The contrastive task embedding module requires known task labels; the routing strategy for unseen tasks at inference time is not addressed.
Experiments are conducted on relatively small models (T5-base and LLaMA2-7B); performance on larger models remains to be verified.

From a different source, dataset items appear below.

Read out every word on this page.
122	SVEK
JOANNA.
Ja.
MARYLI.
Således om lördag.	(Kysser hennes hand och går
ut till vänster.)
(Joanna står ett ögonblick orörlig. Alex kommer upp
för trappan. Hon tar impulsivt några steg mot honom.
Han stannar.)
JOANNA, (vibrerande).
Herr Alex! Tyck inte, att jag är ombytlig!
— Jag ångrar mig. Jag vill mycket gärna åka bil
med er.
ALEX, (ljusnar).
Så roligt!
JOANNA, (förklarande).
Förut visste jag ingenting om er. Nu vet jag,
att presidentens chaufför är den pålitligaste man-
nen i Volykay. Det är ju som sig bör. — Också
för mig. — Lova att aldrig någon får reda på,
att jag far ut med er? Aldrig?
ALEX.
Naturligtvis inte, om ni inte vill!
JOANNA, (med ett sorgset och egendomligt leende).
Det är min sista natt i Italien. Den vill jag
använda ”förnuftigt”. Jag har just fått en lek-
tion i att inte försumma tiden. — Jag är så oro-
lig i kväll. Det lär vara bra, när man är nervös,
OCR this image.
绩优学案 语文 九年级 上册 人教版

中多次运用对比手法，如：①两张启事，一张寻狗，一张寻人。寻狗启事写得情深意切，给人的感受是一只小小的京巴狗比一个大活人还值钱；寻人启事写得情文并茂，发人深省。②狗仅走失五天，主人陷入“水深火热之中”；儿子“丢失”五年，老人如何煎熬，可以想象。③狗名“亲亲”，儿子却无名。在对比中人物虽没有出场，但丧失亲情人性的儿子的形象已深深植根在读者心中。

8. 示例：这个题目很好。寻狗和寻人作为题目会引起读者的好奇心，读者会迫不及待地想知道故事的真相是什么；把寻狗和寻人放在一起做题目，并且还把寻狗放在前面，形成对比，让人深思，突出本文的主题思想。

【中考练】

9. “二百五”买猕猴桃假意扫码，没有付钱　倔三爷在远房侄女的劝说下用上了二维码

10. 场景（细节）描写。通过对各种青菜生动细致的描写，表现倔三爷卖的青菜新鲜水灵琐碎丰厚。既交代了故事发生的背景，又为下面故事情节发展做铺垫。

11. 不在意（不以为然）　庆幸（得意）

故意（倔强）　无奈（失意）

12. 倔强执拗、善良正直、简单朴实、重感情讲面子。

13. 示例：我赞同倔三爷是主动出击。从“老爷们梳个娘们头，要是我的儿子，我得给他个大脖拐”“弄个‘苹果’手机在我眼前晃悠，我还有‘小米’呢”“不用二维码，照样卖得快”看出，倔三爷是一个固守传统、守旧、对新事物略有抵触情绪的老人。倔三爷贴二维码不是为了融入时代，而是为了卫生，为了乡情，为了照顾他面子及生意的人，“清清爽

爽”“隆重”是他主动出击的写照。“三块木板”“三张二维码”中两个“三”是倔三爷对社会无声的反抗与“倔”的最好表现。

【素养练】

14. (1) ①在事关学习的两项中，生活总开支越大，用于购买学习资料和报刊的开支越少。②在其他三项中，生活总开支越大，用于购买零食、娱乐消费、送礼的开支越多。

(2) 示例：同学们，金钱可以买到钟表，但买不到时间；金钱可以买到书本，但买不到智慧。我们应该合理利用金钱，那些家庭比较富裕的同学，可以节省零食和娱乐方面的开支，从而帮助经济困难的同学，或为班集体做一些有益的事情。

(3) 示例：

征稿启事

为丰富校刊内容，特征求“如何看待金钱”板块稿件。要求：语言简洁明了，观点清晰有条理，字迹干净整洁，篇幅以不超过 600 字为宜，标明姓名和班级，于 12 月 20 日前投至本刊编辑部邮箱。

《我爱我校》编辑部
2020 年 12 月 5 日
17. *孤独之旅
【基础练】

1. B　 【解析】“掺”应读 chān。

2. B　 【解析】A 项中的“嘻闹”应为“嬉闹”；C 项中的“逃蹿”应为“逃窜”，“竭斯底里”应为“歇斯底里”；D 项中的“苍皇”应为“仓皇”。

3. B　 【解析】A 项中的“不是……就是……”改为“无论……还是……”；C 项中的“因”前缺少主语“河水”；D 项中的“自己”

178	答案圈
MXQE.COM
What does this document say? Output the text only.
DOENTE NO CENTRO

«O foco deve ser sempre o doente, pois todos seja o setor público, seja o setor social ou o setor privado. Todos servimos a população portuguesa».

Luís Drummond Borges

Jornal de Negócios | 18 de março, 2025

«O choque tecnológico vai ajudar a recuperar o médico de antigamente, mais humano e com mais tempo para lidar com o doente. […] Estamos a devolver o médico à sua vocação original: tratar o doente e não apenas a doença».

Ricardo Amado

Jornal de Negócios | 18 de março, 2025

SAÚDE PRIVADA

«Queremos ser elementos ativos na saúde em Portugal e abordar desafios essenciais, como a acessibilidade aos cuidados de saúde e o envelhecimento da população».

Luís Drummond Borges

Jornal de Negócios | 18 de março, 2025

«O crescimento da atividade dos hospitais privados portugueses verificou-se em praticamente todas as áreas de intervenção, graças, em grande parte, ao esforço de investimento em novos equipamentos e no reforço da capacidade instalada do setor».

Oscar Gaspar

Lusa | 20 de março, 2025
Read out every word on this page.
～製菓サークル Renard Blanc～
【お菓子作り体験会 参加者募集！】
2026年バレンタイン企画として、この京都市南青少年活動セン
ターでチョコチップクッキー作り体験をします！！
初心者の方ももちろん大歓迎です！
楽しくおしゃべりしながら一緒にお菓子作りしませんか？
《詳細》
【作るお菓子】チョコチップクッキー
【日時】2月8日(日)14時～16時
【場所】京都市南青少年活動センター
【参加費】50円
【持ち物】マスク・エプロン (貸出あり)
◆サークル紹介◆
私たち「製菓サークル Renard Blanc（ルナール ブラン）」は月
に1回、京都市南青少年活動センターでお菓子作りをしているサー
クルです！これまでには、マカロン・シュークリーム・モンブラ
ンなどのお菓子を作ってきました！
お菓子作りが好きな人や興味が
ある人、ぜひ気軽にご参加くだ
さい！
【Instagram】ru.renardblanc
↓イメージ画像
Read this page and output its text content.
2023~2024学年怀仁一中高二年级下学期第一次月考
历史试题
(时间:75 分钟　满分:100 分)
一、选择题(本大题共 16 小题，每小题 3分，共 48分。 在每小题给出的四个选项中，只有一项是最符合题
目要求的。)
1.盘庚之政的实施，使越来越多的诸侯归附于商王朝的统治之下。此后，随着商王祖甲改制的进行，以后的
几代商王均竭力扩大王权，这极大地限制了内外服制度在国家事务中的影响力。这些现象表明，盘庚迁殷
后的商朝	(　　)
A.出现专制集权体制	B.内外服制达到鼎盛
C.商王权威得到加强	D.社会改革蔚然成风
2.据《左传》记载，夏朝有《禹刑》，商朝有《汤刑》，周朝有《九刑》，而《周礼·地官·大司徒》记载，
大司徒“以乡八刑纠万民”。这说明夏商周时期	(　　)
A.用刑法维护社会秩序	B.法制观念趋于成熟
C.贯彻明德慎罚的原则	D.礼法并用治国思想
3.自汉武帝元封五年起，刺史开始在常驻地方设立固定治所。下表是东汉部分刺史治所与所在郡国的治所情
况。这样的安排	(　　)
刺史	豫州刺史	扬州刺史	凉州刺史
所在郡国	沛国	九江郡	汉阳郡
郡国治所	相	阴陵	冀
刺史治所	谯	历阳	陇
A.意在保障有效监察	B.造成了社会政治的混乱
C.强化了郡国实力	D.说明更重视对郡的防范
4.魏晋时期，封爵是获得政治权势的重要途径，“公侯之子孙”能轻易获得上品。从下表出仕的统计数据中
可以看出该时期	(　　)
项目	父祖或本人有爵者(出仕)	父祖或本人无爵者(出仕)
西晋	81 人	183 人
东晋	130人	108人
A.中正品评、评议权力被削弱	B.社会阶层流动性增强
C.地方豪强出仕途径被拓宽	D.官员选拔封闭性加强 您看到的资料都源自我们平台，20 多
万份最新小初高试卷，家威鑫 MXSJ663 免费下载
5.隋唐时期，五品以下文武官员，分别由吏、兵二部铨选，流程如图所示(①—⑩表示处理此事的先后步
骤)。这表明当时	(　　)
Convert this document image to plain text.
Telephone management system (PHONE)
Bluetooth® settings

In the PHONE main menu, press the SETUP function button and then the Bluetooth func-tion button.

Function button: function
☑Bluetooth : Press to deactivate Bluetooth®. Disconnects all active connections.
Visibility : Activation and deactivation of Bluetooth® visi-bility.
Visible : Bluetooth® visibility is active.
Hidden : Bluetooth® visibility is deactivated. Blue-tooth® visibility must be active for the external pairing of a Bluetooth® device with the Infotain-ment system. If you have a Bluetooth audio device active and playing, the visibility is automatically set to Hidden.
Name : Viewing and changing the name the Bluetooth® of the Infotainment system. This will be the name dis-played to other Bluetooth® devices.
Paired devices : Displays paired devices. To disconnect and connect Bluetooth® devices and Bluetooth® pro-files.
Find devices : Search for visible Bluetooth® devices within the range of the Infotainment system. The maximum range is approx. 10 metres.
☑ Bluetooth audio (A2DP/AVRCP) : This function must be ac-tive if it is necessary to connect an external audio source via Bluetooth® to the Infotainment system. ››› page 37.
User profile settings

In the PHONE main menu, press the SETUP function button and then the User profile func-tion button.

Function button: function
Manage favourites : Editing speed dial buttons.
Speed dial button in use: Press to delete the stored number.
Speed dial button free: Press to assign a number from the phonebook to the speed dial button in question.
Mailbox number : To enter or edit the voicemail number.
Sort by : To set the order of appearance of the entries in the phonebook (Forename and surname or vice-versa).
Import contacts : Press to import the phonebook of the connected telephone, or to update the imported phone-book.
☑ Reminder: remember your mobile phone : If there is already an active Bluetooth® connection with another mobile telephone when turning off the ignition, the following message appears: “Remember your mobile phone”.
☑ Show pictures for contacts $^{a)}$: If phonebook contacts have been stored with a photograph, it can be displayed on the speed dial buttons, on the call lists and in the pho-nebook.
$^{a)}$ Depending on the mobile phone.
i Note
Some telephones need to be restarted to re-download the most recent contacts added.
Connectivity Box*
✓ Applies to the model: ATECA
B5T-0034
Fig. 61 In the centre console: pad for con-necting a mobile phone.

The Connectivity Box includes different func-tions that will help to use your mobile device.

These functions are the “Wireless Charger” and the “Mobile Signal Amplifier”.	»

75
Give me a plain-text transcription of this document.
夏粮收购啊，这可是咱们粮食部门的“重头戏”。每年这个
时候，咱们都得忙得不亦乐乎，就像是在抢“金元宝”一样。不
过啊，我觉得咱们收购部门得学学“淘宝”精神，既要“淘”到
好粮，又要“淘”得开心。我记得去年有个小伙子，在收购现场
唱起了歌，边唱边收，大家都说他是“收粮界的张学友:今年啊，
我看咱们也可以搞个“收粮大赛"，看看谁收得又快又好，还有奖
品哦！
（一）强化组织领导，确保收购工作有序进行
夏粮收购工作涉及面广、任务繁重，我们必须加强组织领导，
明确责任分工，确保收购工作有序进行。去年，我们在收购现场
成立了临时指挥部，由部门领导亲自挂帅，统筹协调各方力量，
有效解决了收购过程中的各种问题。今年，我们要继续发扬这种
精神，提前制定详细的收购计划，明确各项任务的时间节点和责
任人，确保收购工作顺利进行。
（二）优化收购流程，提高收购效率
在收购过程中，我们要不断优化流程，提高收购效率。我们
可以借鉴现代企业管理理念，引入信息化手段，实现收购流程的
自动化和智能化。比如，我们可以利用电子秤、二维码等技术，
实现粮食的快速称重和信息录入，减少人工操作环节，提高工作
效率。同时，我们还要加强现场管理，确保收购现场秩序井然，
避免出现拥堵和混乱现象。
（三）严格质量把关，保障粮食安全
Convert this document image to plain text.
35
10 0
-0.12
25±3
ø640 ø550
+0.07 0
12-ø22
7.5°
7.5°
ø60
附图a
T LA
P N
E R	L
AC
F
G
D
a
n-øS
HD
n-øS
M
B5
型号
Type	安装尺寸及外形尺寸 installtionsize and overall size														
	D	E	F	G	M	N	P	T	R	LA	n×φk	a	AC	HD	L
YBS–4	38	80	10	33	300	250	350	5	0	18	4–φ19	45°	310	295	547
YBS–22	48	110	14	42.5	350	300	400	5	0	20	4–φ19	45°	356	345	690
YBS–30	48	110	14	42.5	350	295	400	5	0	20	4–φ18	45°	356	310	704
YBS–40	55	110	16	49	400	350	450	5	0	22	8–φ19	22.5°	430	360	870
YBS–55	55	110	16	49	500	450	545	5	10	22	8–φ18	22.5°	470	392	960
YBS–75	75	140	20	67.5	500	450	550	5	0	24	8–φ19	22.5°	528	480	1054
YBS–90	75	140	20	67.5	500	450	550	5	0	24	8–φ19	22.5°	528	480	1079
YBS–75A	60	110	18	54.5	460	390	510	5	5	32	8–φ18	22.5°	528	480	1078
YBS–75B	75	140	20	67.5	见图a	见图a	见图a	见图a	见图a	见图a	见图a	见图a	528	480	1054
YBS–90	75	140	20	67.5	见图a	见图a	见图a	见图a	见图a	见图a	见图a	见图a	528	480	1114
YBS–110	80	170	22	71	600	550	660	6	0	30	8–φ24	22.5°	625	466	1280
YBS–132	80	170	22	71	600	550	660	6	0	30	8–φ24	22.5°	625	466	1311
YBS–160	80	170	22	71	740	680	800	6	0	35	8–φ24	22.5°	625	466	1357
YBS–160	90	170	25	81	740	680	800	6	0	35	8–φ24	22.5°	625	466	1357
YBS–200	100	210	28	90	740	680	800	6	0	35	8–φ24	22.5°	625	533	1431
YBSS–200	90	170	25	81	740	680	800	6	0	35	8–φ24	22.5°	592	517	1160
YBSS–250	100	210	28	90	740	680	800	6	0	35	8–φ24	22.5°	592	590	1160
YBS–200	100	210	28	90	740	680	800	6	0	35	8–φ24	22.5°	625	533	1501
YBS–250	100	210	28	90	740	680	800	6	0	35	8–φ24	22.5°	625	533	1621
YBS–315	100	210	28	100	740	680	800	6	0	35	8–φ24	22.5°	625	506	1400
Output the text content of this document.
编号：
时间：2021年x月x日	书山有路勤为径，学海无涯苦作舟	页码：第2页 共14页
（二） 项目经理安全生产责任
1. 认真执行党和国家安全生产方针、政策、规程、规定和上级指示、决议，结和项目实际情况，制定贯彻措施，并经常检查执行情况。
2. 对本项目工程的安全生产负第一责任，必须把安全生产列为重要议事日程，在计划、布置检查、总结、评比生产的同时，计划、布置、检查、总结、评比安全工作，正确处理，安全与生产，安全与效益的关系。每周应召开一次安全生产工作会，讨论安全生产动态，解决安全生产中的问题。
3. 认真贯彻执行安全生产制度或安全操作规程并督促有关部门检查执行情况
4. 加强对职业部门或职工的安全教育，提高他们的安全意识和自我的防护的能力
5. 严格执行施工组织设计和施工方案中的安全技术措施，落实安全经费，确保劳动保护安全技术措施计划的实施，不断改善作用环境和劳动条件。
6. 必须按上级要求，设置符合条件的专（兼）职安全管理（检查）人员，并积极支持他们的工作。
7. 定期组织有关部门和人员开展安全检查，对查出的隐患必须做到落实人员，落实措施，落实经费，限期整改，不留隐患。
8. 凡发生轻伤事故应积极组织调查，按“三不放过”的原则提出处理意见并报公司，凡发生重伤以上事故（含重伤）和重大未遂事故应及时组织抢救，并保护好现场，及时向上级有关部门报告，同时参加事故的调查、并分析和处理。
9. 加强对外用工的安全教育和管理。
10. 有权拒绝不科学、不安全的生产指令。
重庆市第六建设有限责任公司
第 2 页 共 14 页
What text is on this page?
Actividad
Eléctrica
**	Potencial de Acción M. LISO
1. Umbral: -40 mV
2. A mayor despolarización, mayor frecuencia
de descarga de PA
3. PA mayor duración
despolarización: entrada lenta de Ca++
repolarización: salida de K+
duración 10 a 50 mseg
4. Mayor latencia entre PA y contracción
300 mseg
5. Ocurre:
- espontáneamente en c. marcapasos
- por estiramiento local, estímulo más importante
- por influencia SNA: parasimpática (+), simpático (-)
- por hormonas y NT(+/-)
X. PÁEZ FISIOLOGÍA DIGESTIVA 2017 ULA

vs. MoELoRA/MoRE: These methods have each expert independently learn a full LoRA matrix (0.81M params), whereas EPT requires only 0.41M through shared meta-knowledge and deconvolution projection while achieving a higher average score. The key distinction is "sharing + projection" vs. "independent learning."
vs. MixLoRA: MixLoRA (1.49M) prioritizes high-throughput inference but overlooks multi-scale requirements; EPT uses fewer parameters and achieves 1.1% higher average performance.
vs. DCFT: DCFT similarly employs deconvolution for subspace projection but is a single-task method; EPT extends this into a multi-scale, multi-expert framework.
Insight: The pyramid projection paradigm could be extended to adapter tuning in VLMs, where different modalities may have inherently different granularity requirements.

Rating¶

Novelty: ⭐⭐⭐⭐ The cross-domain inspiration (FPN → PEFT) is original, though the MoE+LoRA combination framework is not entirely new.
Experimental Thoroughness: ⭐⭐⭐⭐ Covers 8 GLUE tasks + 4 commonsense reasoning tasks, with complete ablations and parameter efficiency analysis.
Writing Quality: ⭐⭐⭐⭐ Clear structure, complete mathematical derivations, and convincing motivation.
Value: ⭐⭐⭐⭐ Provides a more efficient framework for multi-task PEFT with strong practical applicability.